Should cater for everything...?! Except for the URL cache. (Which I've always contemplated dropping anyway... If performance is THAT important to you, maybe you shouldn't consider doing pretty URLs in the first place...?! Because that cache table ALWAYS gets huge after a while...)

What do you think?

Currently, this is pretty much how it is done...:
- run the search regex
- loop through all links and find uncached URLs
- call topic handling, loop through all links to find topics and transform them
- call action handling, loop through all links to find actions and transform them
- etc...
- run the replace regex with a callback that will look for the rebuilt URL in the temporary memory cache, and will do the replacement on all links.
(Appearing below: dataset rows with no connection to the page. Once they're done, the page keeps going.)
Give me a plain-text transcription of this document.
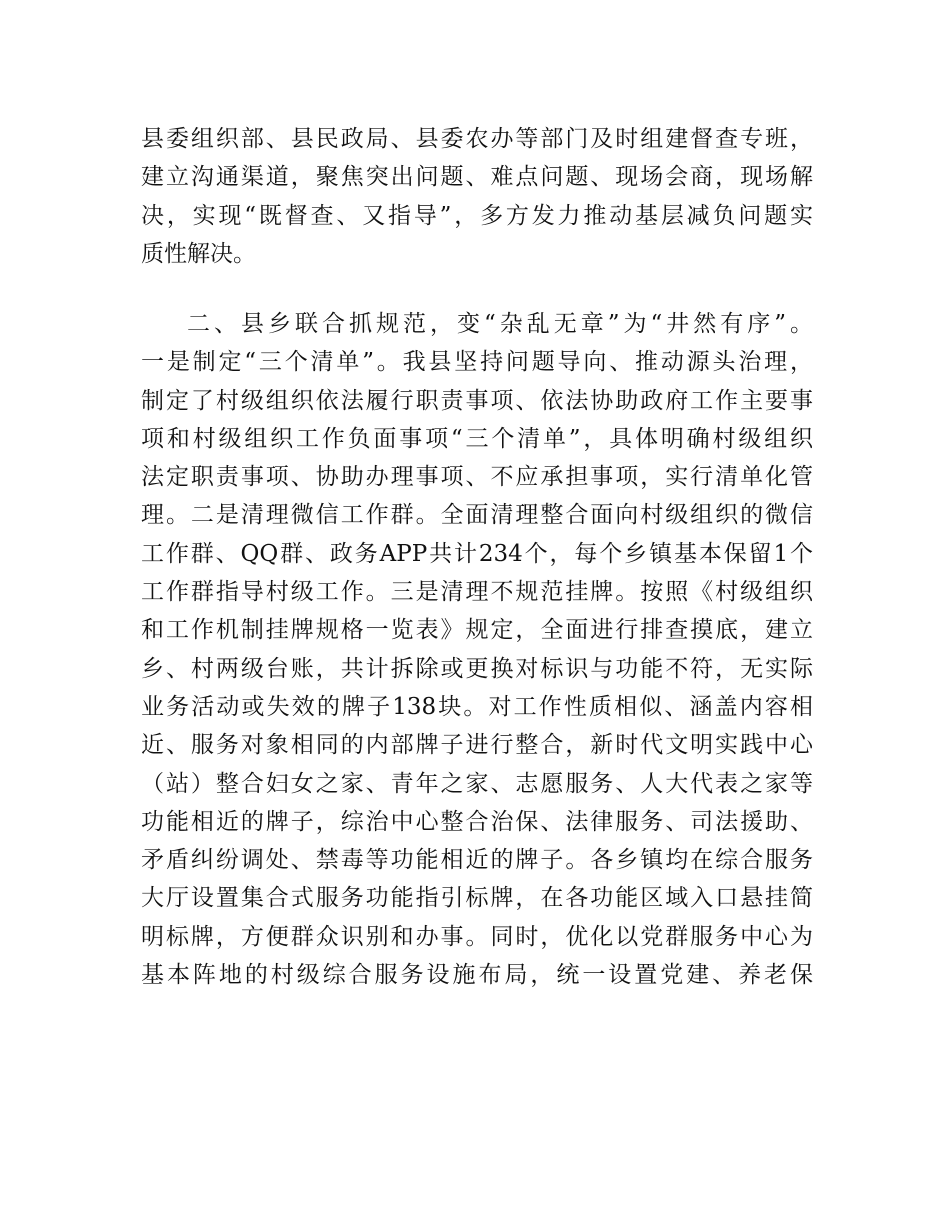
县委组织部、县民政局、县委农办等部门及时组建督查专班，
建立沟通渠道，聚焦突出问题、难点问题、现场会商，现场解
决，实现“既督查、又指导”，多方发力推动基层减负问题实
质性解决。
二、县乡联合抓规范，变“杂乱无章”为“井然有序”。
一是制定“三个清单”。我县坚持问题导向、推动源头治理，
制定了村级组织依法履行职责事项、依法协助政府工作主要事
项和村级组织工作负面事项“三个清单”，具体明确村级组织
法定职责事项、协助办理事项、不应承担事项，实行清单化管
理。二是清理微信工作群。全面清理整合面向村级组织的微信
工作群、QQ群、政务APP共计234个，每个乡镇基本保留1个
工作群指导村级工作。三是清理不规范挂牌。按照《村级组织
和工作机制挂牌规格一览表》规定，全面进行排查摸底，建立
乡、村两级台账，共计拆除或更换对标识与功能不符，无实际
业务活动或失效的牌子138块。对工作性质相似、涵盖内容相
近、服务对象相同的内部牌子进行整合，新时代文明实践中心
（站）整合妇女之家、青年之家、志愿服务、人大代表之家等
功能相近的牌子，综治中心整合治保、法律服务、司法援助、
矛盾纠纷调处、禁毒等功能相近的牌子。各乡镇均在综合服务
大厅设置集合式服务功能指引标牌，在各功能区域入口悬挂简
明标牌，方便群众识别和办事。同时，优化以党群服务中心为
基本阵地的村级综合服务设施布局，统一设置党建、养老保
I have a feeling that it *could* be made faster, see...!
Do you share my feeling or not?
Posted: April 12th, 2012, 08:16 PM

Funny... I just did a benchmark of my two regexes. And indeed the 'faster' one (in theory) is 4 times faster than the older one.
So the slowing down thingy must be somewhere else...

Arantor

  • As powerful as possible, as complex as necessary.
  • Posts: 14,278
Re: Pretty URL remarks
« Reply #14, on April 12th, 2012, 08:31 PM »
It's certainly possible to do it as a once-run thing, SlammedDime's mod (SimpleSEF) does that if I remember rightly.

I see where you're going with making it faster though, and I think you're right, that it can be made faster.